A US$20-billion liquefied natural gas (LNG) project led by France’s Total in Mozambique is beyond the reach of Islamic state-aligned insurgents who started last week a coordinated attack near the area of the project, a spokesman for the Mozambique army said on Thursday.

“It is protected... at no time was its integrity at stake,” Mozambique army spokesman Chongo Vidigal told Radio Mozambique, as carried by Reuters.

The Total-led Mozambique LNG Project, for which the US$20-billion Final Investment Decision (FDI) was taken in 2019, is on track to deliver LNG in 2024, Total says.

The project site is close to the town of Palma in the Cabo Delgado province, where Islamic State-affiliated militants have been active for a few years now.   

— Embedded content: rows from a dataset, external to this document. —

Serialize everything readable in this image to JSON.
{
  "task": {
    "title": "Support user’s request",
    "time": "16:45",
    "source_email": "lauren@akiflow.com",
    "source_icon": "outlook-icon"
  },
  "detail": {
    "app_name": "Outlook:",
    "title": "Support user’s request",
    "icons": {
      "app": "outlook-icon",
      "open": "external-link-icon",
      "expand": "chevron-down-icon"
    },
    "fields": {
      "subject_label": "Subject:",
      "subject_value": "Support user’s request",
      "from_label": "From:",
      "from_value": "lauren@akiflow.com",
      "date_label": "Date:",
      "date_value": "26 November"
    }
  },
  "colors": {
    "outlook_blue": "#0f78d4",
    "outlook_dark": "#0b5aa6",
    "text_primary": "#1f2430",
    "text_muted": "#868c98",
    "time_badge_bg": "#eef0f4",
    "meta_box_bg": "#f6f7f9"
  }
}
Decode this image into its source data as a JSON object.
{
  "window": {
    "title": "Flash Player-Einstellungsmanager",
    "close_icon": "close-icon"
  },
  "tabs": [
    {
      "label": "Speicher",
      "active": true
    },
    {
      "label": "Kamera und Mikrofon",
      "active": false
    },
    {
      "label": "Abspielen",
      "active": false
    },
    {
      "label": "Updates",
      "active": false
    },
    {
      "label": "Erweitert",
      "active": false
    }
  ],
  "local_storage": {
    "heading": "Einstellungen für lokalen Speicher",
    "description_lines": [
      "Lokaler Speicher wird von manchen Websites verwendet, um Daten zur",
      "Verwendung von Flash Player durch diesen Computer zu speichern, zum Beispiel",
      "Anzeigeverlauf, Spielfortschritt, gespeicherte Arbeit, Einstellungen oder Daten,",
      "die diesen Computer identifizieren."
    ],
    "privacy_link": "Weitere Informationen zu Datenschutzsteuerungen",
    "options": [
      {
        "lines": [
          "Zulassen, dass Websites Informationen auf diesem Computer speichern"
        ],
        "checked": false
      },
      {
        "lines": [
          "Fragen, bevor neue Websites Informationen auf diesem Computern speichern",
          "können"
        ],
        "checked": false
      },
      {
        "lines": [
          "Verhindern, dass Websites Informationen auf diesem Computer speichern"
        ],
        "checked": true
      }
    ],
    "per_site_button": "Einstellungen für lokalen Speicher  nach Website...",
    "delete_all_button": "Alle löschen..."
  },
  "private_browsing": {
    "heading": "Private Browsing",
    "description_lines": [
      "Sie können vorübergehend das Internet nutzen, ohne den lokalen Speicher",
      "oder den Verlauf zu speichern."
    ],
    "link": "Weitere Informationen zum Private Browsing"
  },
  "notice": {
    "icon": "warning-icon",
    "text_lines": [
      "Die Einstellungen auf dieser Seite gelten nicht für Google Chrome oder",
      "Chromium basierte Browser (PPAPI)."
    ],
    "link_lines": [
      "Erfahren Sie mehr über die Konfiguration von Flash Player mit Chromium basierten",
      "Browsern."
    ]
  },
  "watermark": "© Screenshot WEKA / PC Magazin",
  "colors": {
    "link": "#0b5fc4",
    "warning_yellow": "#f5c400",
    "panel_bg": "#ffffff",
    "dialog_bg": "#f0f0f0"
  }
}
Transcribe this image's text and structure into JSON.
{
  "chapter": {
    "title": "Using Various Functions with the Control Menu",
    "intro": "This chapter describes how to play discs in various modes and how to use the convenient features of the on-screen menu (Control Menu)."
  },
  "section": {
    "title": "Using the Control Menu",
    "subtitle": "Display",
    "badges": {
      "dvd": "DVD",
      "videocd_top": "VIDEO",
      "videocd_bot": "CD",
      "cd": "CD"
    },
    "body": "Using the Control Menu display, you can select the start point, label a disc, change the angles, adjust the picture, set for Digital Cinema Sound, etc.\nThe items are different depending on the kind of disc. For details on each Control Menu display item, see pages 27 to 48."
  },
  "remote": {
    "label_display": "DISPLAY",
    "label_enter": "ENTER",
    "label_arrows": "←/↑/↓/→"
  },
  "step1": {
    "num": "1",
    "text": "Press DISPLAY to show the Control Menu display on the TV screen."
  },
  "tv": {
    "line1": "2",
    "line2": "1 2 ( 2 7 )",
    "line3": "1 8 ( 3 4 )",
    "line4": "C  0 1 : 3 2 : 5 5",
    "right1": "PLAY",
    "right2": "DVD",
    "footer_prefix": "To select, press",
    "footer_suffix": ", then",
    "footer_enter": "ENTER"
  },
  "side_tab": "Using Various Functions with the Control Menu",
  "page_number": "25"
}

Total signed a pact in August last year with the government of Mozambique to bolster security for its LNG project.

Last week, Total said the Mozambique LNG Project would progressively resume construction activities at the site, following the implementation of additional site security measures.

“The Government of Mozambique has declared the area within a 25 km perimeter surrounding the Mozambique LNG Project as a special security area,” Total said on March 24.

That statement came hours before militants raided the town of Palma, which has left dozens of people killed since March 24.

Following the renewed attacks, Total said on Saturday that it had postponed the restart of the construction activities at the LNG project site. None of the staff of the project were among the victims, Total said on March 27.

This is not the first time that the militants have attacked towns close to the project site.


At the beginning of 2021, following another attack in December 2020, Mozambique’s President Filipe Nyusi held talks with his counterpart in neighboring Tanzania to prepare a wider regional response to violence from Islamic State-aligned insurgents that threaten the progress of major LNG projects in Mozambique. In January 2021, Total said it had “temporarily reduced its workforce on site in response to the prevailing environment,” referring to the attacks from the terrorists.